Social equity has become a big part of the cannabis discussion. How big of a role do you think established industry members should play in the crafting of these potential diversity policies?
I think it’s really difficult, because cannabis owners weren’t the decision makers when a lot of these rules happened. I’ve built a couple of cannabis businesses before this, and the industry was much more diverse in 2009 than it is now. I don’t think that was deliberate, but there is certainly systemic racism when it comes to barriers to entry.
Now it’s trying to figure out how do we, collectively — not just a trade association, not just businesses, but as a community — how do we try to right some of those wrongs? I think it comes down to expungements, maybe some license prioritization.

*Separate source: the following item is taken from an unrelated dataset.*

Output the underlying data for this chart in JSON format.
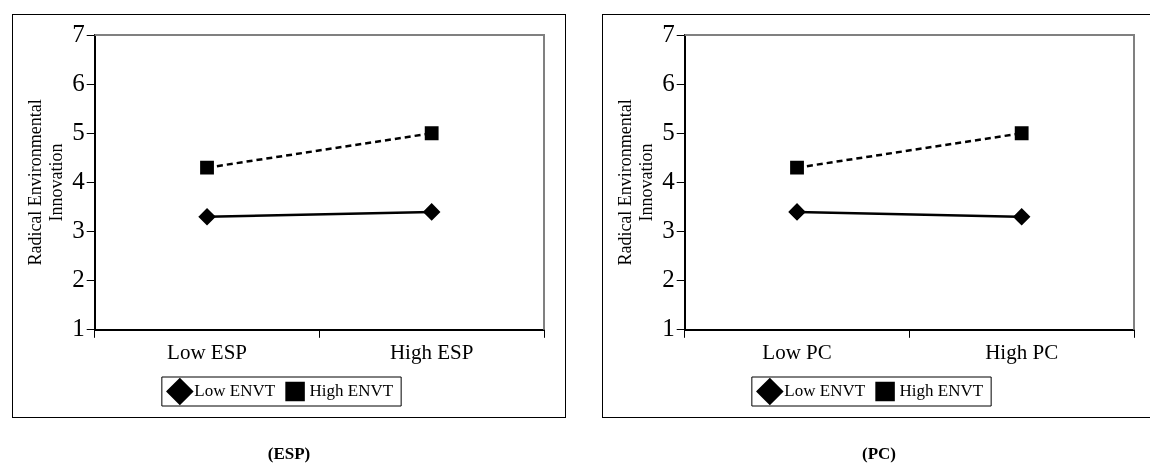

But any licenses given out need to be sustainable, because it’s tough to run a marijuana business in 2020. Having training involved is important. I also think it’s important for established cannabis businesses to have good internal models with diversity and inclusion policies in their companies, and to extend that to their vendors. Asking if they have these policies, if they provide training opportunities for people of color, allowing people in our companies who are victims of the drug war. It’s a multi-faceted thing.